Como su Caballo viejo Simón no morirá jamás. A pesar de su ocaso limitante, aprovechó hasta el final sus últimas potencias, sus últimos alientos y alegrías. Caballo Viejo es la canción que llegó a sacudir el alma y puso a pensar a más de uno. En ella recuerda la importancia de vivir plenamente contento, hasta que nos sumerja en sus fríos el ocaso.
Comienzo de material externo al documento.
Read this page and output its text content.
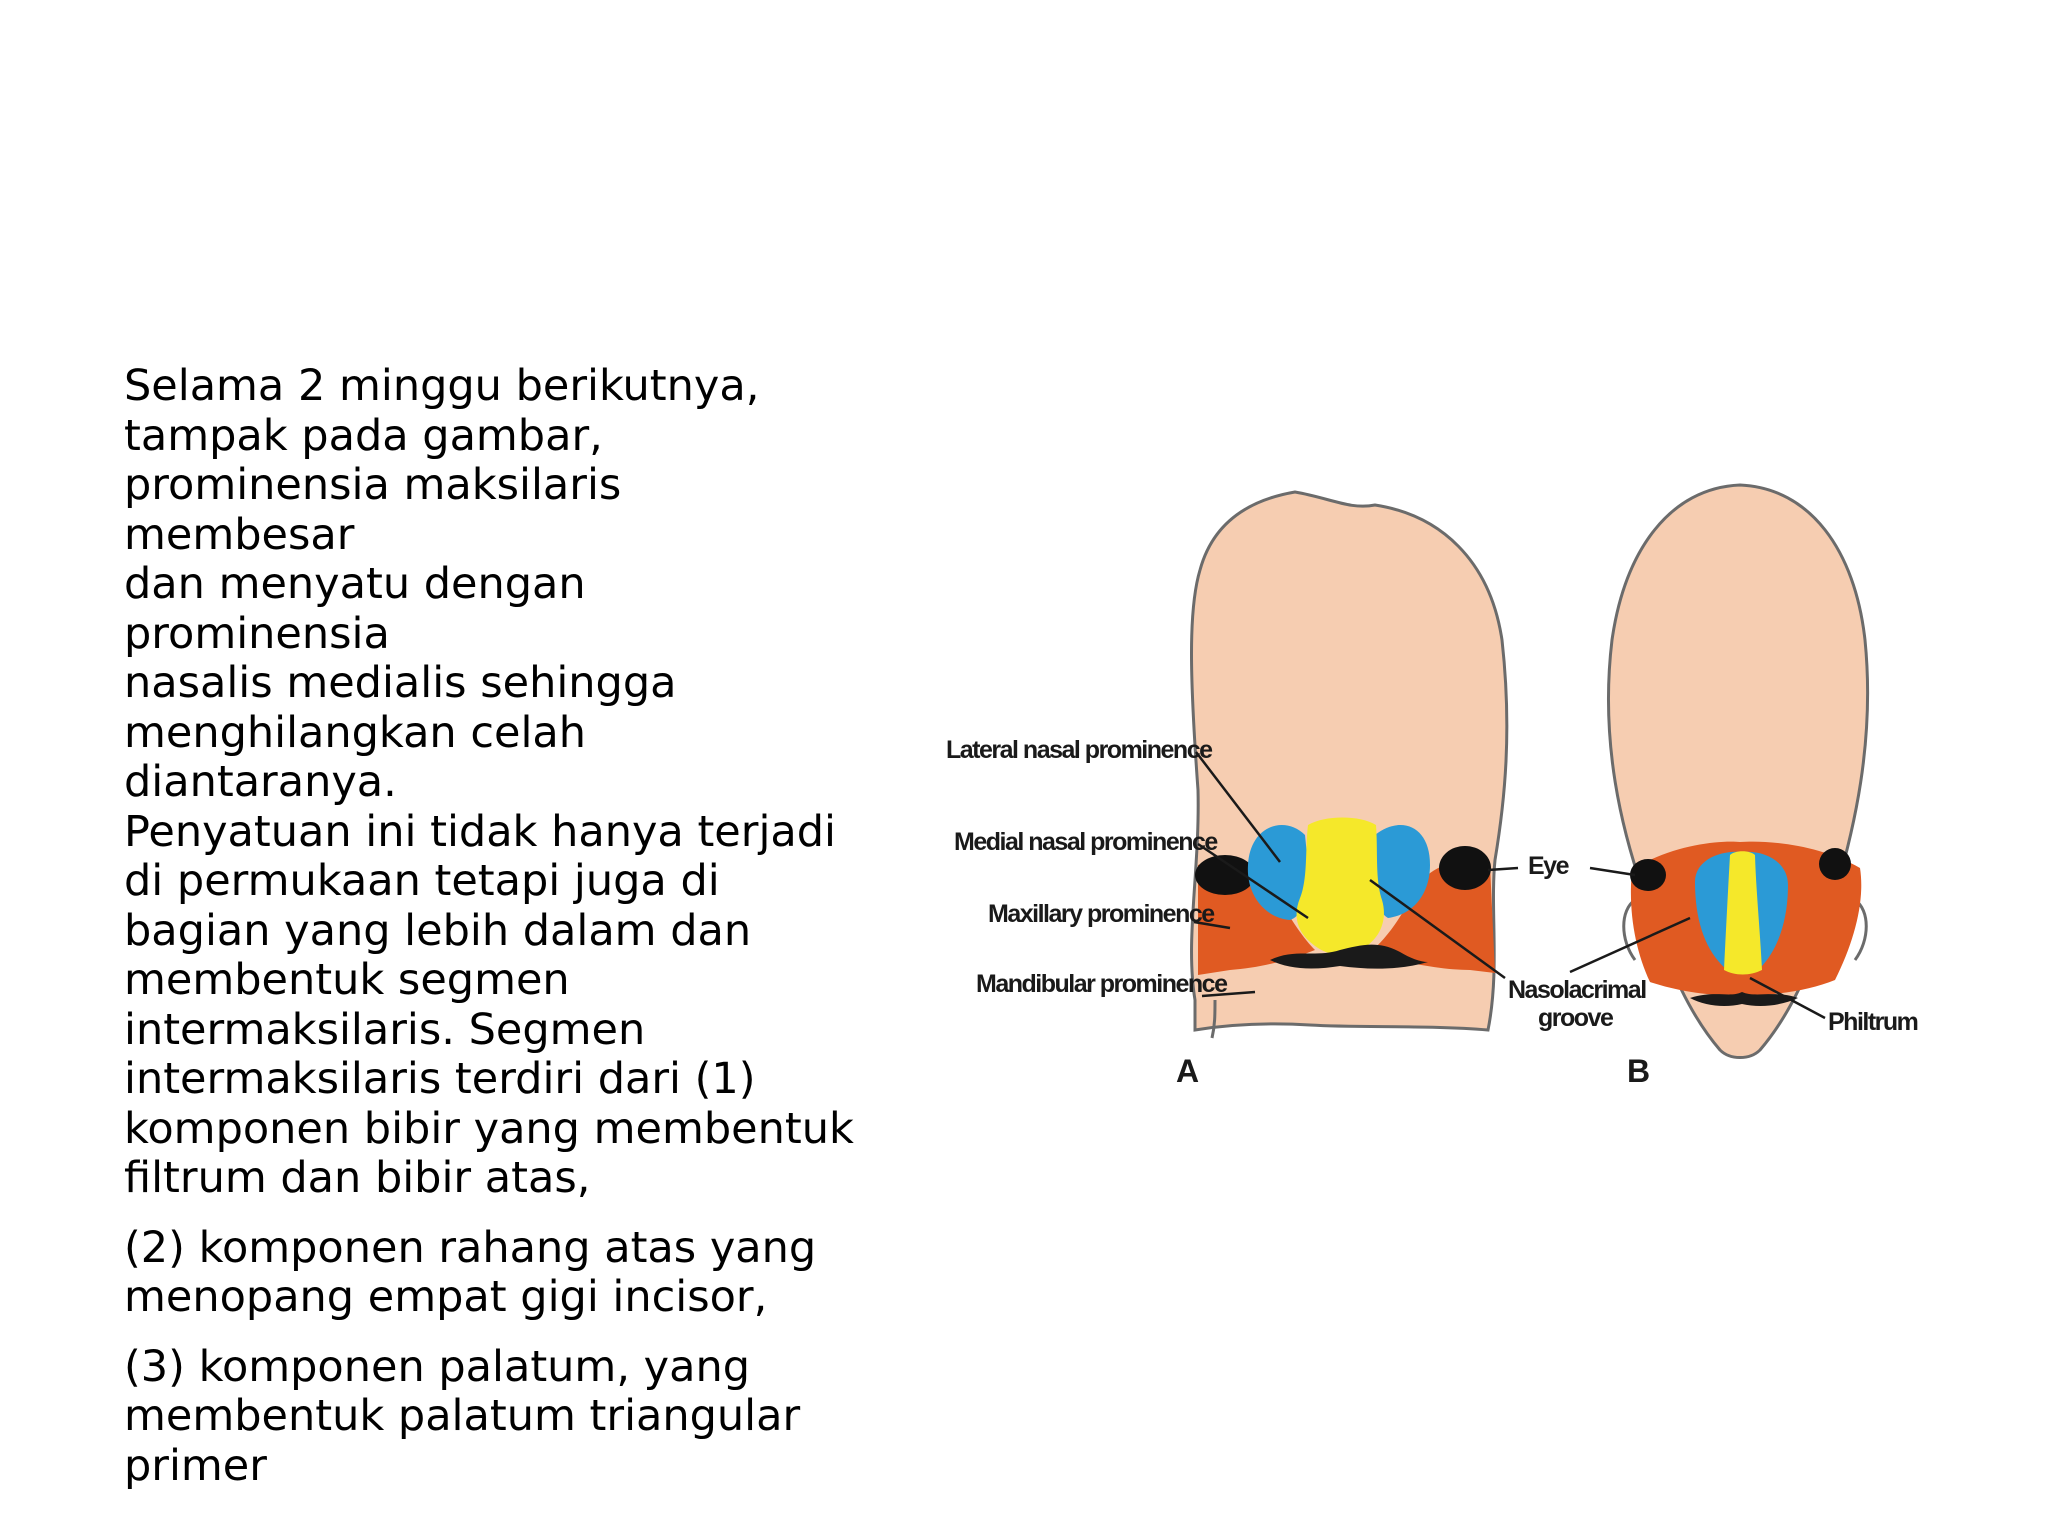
Selama 2 minggu berikutnya,
tampak pada gambar,
prominensia maksilaris membesar
dan menyatu dengan prominensia
nasalis medialis sehingga
menghilangkan celah diantaranya.
Penyatuan ini tidak hanya terjadi
di permukaan tetapi juga di
bagian yang lebih dalam dan
membentuk segmen
intermaksilaris. Segmen
intermaksilaris terdiri dari (1)
komponen bibir yang membentuk
filtrum dan bibir atas,

(2) komponen rahang atas yang
menopang empat gigi incisor,

(3) komponen palatum, yang
membentuk palatum triangular
primer

Lateral nasal prominence
Medial nasal prominence
Maxillary prominence
Mandibular prominence
Eye
Nasolacrimal
groove	Philtrum
A	B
Simón no morirá mientras alumbre al mundo el lucero de la mañana, mientras vuelen las palomas midiendo el aire con su vuelo, no morirá mientras cante un gallo en la llanura, rompa con su canto el silencio en la madrugada y en el cielo se vayan disolviendo los luceros, no morirá mientras la algarabía de los grillos se beba el cielo noche a noche, ni morirá mientras exista una sola gota de esperanza.
El espíritu de esta gloria de la música venezolana queda enraizado en los huéspedes cantores de su inspiración, en la flor de araguaney y en la miel donde hacen eco sus canciones. Triste se ha quedado la llanura, esperando al cabestrero que no volverá con su ramillete de tonadas.
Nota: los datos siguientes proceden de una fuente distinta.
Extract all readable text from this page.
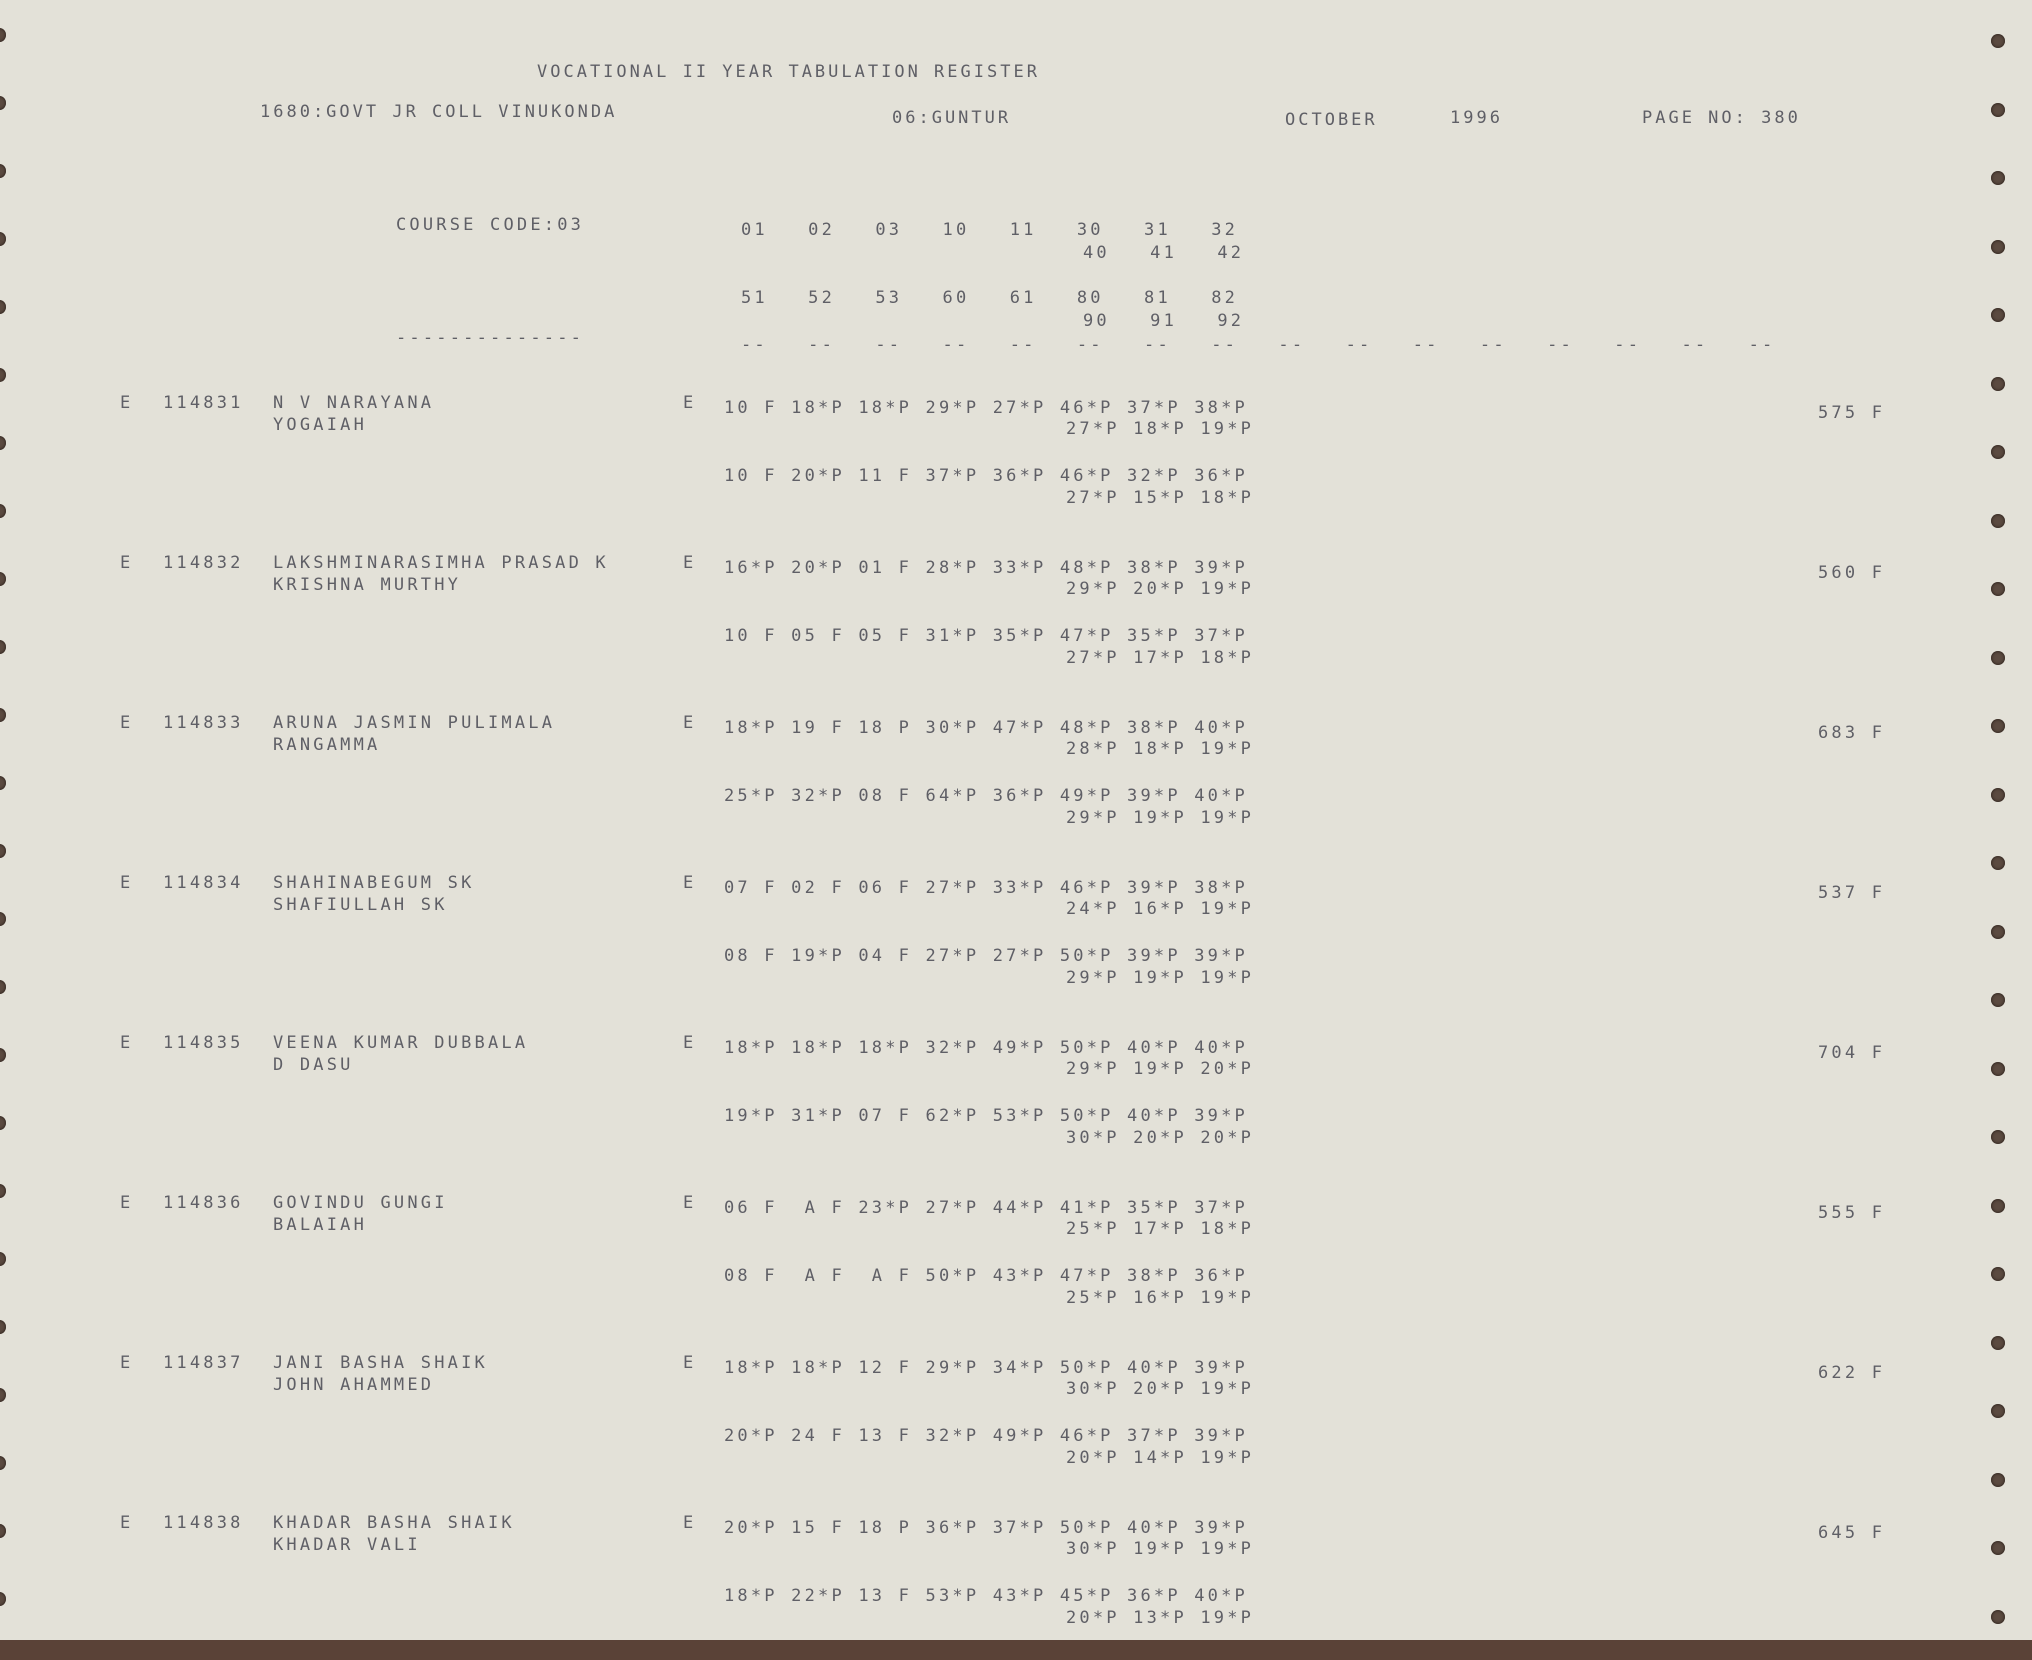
VOCATIONAL II YEAR TABULATION REGISTER
1680:GOVT JR COLL VINUKONDA	06:GUNTUR	OCTOBER	1996	PAGE NO: 380
COURSE CODE:03	01   02   03   10   11   30   31   32
40   41   42
51   52   53   60   61   80   81   82
90   91   92
--------------	--   --   --   --   --   --   --   --   --   --   --   --   --   --   --   --
E 114831 N V NARAYANA
YOGAIAH
E 10 F 18*P 18*P 29*P 27*P 46*P 37*P 38*P
27*P 18*P 19*P
10 F 20*P 11 F 37*P 36*P 46*P 32*P 36*P
27*P 15*P 18*P
575 F
E 114832 LAKSHMINARASIMHA PRASAD K
KRISHNA MURTHY
E 16*P 20*P 01 F 28*P 33*P 48*P 38*P 39*P
29*P 20*P 19*P
10 F 05 F 05 F 31*P 35*P 47*P 35*P 37*P
27*P 17*P 18*P
560 F
E 114833 ARUNA JASMIN PULIMALA
RANGAMMA
E 18*P 19 F 18 P 30*P 47*P 48*P 38*P 40*P
28*P 18*P 19*P
25*P 32*P 08 F 64*P 36*P 49*P 39*P 40*P
29*P 19*P 19*P
683 F
E 114834 SHAHINABEGUM SK
SHAFIULLAH SK
E 07 F 02 F 06 F 27*P 33*P 46*P 39*P 38*P
24*P 16*P 19*P
08 F 19*P 04 F 27*P 27*P 50*P 39*P 39*P
29*P 19*P 19*P
537 F
E 114835 VEENA KUMAR DUBBALA
D DASU
E 18*P 18*P 18*P 32*P 49*P 50*P 40*P 40*P
29*P 19*P 20*P
19*P 31*P 07 F 62*P 53*P 50*P 40*P 39*P
30*P 20*P 20*P
704 F
E 114836 GOVINDU GUNGI
BALAIAH
E 06 F  A F 23*P 27*P 44*P 41*P 35*P 37*P
25*P 17*P 18*P
08 F  A F  A F 50*P 43*P 47*P 38*P 36*P
25*P 16*P 19*P
555 F
E 114837 JANI BASHA SHAIK
JOHN AHAMMED
E 18*P 18*P 12 F 29*P 34*P 50*P 40*P 39*P
30*P 20*P 19*P
20*P 24 F 13 F 32*P 49*P 46*P 37*P 39*P
20*P 14*P 19*P
622 F
E 114838 KHADAR BASHA SHAIK
KHADAR VALI
E 20*P 15 F 18 P 36*P 37*P 50*P 40*P 39*P
30*P 19*P 19*P
18*P 22*P 13 F 53*P 43*P 45*P 36*P 40*P
20*P 13*P 19*P
645 F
Simón Díaz fue un hombre de fe y convicción cristiana, supo ganarse la admiración, el reconocimiento y cariño de la nación y del mundo. Sus canciones se inspiraron en sucesos de carácter popular, en los paisajes, los animales, las personas y las cosas sencillas, se mezcló con el pueblo, interpretó sus sueños, dio vida a sus creencias, a sus tabúes y a sus hazañas. Introdujo en su música el murmullo del río, el suspiro de las auras, el vuelo de las aves, los afanes de natura, la ternura, tentaciones y deseos del hombre, sobre el agua ilusoria de la fuente acarició la estrella vespertina, en sus paseos por el río vio a la grieta verter sus propias lágrimas, se embarcó en mil crepúsculos, disfrutó el florecer de las estrellas en cada charco. Entregó sus estrellas al mundo hasta quedarse exhausto. Alboradas, querencias y paisajes lo recordarán desde la letra y música en que los puso. Fue él quien dio vida a todo aquello que mucho tiempo esperó a la vera del olvido…
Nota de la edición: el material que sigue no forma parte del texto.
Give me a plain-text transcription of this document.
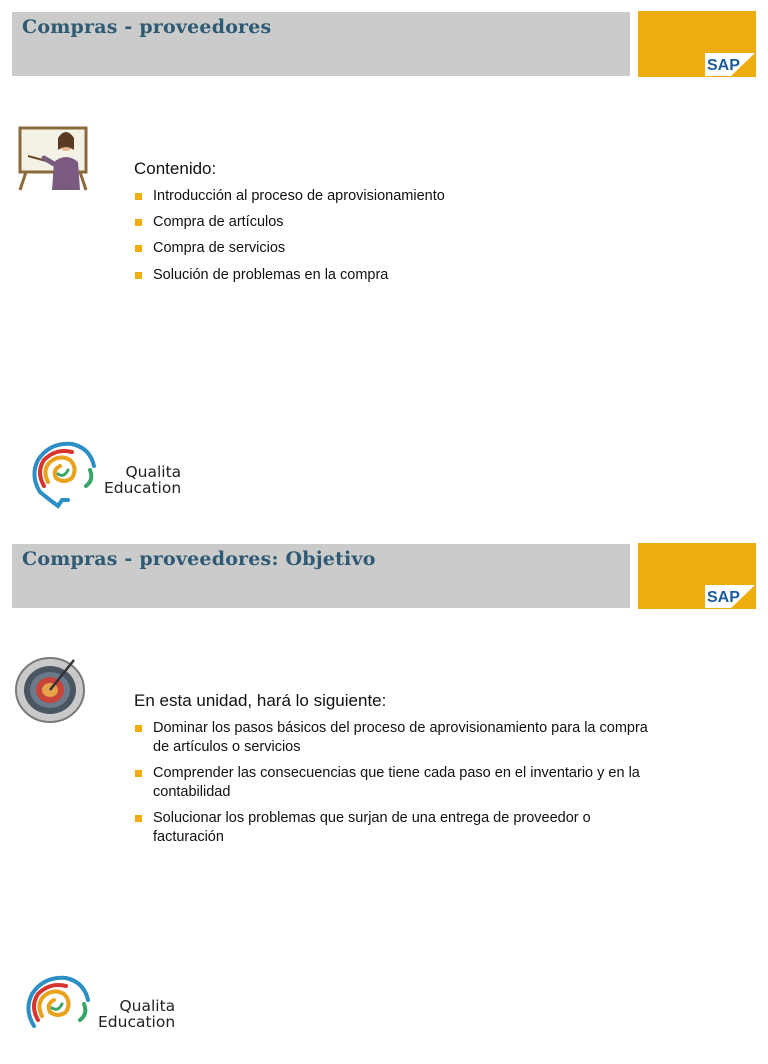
Compras - proveedores
SAP
Contenido:
Introducción al proceso de aprovisionamiento
Compra de artículos
Compra de servicios
Solución de problemas en la compra
Qualita
Education
Compras - proveedores: Objetivo
SAP
En esta unidad, hará lo siguiente:
Dominar los pasos básicos del proceso de aprovisionamiento para la compra de artículos o servicios
Comprender las consecuencias que tiene cada paso en el inventario y en la contabilidad
Solucionar los problemas que surjan de una entrega de proveedor o facturación
Qualita
Education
Se le acabó el tiempo y se fue como se van del mundo los grandes, dejando sus leyendas y sus glorias; se fue hacia el cielo a lento galope, como Caballo Viejo con su pasito apurado, llevándose los ecos de la tierra, del corazón sus raíces y de la brisa mañanera el retumbar de todas sus tonadas.
Se fue rumbo a las sabanas del cielo. Duerme en paz engalanada su sepultura con hojas de moriche, aromáticos mastrantos, y reverdecidos guamachitos cuyos blancos estandartes se yerguen orgullosos allá en el camposanto.